If you are storing key/value pairs, you should have a table with two columns, one for the key (make this the PK for the table) and one for the value (probably don't need this indexed at all). Remember, "The key, the whole key, and nothing but the key."
In the multi-column approach, you will find that you table grows without bound because removing the column will nuke all the values and you won't want to do it. I speak from experience here having worked on a legacy system that had one table with almost 1000 columns, most of which were bit fields. Eventually, you stop being able to make the case to delete any of the columns because someone might be using it and the last time you did it, you had work till 2 am rolling back to backups.
First: determine how frequently your data needs to be accessed. If the data always needs to be retrieved in one shot and most of it used then consider storing all the key pairs as a serialized value or as an xml value. If you need to do any sort of complex analysis on that data and you need the value pairs then columns are ok but limit them to values that you know you will need to perform your queries on. It’s generally easier to design queries that use one column for one parameter than row. You will also find it easier to work with
the returned values if they are all in one row than many.

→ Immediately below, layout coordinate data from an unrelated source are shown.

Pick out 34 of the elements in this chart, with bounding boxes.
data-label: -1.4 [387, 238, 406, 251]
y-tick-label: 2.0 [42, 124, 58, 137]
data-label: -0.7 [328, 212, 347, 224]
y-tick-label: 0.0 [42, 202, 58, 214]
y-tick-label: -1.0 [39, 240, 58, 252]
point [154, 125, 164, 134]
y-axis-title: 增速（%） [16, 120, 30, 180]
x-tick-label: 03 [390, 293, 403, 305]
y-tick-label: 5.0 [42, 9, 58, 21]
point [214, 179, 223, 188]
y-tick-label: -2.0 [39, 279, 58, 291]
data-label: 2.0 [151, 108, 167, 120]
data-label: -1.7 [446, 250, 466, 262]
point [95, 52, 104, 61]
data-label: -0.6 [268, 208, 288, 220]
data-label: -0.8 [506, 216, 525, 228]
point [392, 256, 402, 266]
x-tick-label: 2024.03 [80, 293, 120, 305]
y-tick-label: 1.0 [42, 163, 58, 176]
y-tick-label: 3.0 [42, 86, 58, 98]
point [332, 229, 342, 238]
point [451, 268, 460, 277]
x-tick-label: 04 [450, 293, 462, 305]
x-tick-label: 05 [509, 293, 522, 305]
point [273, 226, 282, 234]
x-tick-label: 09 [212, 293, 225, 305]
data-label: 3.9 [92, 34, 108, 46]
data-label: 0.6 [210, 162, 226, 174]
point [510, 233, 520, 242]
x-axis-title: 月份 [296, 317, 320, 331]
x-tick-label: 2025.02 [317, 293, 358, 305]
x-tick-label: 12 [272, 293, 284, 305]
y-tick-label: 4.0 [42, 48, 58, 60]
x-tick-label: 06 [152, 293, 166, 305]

Second: separate your most frequently accessed data and put it in its own table and the other data in another. 100 columns is a lot by the way so I recommend that you split your data into smaller chunks that will be more manageable.
Lastly: If you have data that may frequently change then you should use create the column (key) in one table and then use its numerical key value against which you would store the key value. This assumes that you will be using the same key more than once and should speed up your search when you go to do your lookup.